G_GEO_TOO_MANY_QUERIES and Google Maps API keys

I'm in the process of packaging some code that includes callouts to Google Maps for geocoding. The code works just fine in my development org, but since the package could be installed on any Salesforce instance, I can't always use a Google Maps API key that's based on my development org's instance. Fortunately, in Google Map in Visualforce Page, I found that I can use a key based on this URL:  http://force.com

 

This seems to work, except now I get G_GEO_TOO_MANY_QUERIES.

 

Is Google's "too many queries" limit based on all requests coming from http://force.com? That would make sense from Google's perspective, but from the perspective of a single org on a single Salesforce instance, it doesn't seem fair that every other instance's org's requests should count against my limit?

 

Is there any way to create a Google Maps API key that's specific to my own org (or an org my package is installed in), so that only requests made from my org count against my limit.

 

For reference, see my post from late 2008: http://community.salesforce.com/sforce/board/message?board.id=apex&message.id=10535

 

Thanks--

wesnoltewesnolte

I'm also having this issue.
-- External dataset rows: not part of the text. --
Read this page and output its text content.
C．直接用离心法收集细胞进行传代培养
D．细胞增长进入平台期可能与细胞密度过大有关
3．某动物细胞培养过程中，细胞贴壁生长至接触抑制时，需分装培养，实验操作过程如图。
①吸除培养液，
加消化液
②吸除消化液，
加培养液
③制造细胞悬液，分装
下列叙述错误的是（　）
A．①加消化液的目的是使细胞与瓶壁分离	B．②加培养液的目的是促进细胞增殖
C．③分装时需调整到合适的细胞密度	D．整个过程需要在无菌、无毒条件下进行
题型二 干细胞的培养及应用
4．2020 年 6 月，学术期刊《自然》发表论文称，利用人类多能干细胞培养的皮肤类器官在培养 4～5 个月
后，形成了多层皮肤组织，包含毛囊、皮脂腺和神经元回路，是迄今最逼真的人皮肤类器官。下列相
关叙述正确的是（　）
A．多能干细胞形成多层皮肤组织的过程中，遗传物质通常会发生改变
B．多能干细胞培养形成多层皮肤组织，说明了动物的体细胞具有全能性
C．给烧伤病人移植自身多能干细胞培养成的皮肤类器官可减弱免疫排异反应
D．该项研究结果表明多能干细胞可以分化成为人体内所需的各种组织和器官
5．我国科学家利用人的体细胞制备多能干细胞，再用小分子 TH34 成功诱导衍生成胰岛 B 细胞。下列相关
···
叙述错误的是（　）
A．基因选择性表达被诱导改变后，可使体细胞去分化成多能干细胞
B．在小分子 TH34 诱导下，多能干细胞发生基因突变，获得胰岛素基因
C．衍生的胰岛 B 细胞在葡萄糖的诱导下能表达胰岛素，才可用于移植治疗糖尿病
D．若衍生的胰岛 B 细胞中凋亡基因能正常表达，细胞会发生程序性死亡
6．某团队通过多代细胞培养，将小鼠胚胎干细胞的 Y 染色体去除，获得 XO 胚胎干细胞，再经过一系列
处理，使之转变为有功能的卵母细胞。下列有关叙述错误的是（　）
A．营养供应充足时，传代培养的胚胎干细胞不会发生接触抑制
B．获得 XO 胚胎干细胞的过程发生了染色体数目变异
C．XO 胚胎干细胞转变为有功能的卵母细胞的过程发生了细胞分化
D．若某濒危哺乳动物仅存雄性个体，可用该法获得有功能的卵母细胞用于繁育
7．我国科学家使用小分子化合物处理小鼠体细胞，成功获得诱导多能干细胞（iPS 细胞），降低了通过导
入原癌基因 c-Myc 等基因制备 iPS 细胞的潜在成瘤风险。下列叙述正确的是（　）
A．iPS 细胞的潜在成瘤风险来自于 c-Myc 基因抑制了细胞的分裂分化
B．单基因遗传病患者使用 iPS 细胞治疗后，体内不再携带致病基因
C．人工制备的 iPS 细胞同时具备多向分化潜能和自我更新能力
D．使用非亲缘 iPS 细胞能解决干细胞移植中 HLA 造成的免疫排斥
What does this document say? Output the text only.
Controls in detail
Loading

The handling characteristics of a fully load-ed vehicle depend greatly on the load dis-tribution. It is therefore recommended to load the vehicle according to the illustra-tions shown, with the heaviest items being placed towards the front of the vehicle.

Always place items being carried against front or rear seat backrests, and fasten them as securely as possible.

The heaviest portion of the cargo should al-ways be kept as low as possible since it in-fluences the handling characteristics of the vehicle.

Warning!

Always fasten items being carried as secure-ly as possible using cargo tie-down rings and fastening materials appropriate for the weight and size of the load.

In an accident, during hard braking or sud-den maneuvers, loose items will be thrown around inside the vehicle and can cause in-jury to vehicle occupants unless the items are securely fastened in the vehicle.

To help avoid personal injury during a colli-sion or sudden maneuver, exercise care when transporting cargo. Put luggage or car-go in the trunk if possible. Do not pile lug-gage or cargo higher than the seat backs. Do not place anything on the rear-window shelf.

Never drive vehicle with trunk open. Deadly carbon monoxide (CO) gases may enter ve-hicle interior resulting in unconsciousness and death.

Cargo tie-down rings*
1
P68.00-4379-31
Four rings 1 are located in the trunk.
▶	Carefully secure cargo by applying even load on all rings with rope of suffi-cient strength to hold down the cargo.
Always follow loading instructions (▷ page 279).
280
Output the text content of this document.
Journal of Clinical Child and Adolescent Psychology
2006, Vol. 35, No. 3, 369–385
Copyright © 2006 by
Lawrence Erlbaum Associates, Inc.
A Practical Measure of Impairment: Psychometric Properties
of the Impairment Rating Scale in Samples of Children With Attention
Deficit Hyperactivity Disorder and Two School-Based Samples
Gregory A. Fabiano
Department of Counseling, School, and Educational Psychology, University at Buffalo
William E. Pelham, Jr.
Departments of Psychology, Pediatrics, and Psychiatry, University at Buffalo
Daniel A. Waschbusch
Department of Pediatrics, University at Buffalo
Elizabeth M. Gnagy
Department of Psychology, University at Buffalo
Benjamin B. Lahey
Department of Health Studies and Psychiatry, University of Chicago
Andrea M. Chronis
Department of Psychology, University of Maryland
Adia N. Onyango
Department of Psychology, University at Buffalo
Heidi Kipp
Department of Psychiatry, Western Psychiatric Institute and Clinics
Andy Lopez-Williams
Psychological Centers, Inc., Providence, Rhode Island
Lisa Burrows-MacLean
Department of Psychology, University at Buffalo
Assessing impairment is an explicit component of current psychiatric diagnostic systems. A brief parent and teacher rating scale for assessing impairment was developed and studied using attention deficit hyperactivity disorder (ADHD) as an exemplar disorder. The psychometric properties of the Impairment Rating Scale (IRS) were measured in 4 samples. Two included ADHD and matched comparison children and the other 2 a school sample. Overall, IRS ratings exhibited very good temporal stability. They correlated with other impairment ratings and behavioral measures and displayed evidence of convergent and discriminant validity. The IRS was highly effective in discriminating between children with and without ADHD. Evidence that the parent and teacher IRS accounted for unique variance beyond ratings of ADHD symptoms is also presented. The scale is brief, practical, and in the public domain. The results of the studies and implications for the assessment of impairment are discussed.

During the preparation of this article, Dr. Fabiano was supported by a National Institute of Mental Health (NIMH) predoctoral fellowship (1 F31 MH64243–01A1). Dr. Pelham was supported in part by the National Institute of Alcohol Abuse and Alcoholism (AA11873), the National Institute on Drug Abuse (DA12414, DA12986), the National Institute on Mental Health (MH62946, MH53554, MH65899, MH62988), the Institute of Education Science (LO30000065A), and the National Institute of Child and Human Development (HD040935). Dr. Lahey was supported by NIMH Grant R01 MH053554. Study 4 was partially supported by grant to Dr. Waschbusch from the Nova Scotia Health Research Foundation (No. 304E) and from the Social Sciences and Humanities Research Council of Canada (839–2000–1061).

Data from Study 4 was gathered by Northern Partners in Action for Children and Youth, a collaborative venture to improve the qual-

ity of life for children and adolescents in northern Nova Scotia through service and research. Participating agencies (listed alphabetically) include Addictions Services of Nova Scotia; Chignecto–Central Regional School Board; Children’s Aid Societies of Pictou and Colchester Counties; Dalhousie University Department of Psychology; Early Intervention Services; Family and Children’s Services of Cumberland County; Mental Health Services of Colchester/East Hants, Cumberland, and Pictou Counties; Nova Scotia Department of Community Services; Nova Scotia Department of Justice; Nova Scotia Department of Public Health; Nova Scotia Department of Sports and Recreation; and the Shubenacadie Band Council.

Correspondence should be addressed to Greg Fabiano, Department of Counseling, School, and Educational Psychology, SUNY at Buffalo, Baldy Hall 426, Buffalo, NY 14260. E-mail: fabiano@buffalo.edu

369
Specifically on the na1 server. There must be quite a few of us on that one trying to make these calls, as the limit is quite high. I think the limit is IP based, so a single server would accumulate our collective calls :( Trying to figure out a way around this, I think a client side call might be the only solution.

 

Wes 

Ron WildRon Wild

Well, that kind takes the fun out of it ... esp. since it's only going to get less and less functional as more developers figure out how to use it.

 

I though Salesforce and Google were buddies.  No special deals for friends in the cloud?

 

Ron

Ronak PatelRonak Patel

there is limit for that .

10 callouts from one request call

so any page or controller u can use upto 10 queries only.

MJ09MJ09

That's true, but it's not the issue I was having. My issue wasn't the number of callouts per transaction. My code was doing only one call per transaction.

 

It's been a couple of years since I had this problem, and I haven't re-tried it recently. It could be that the problem has been resolved in one way or another -- I don't know.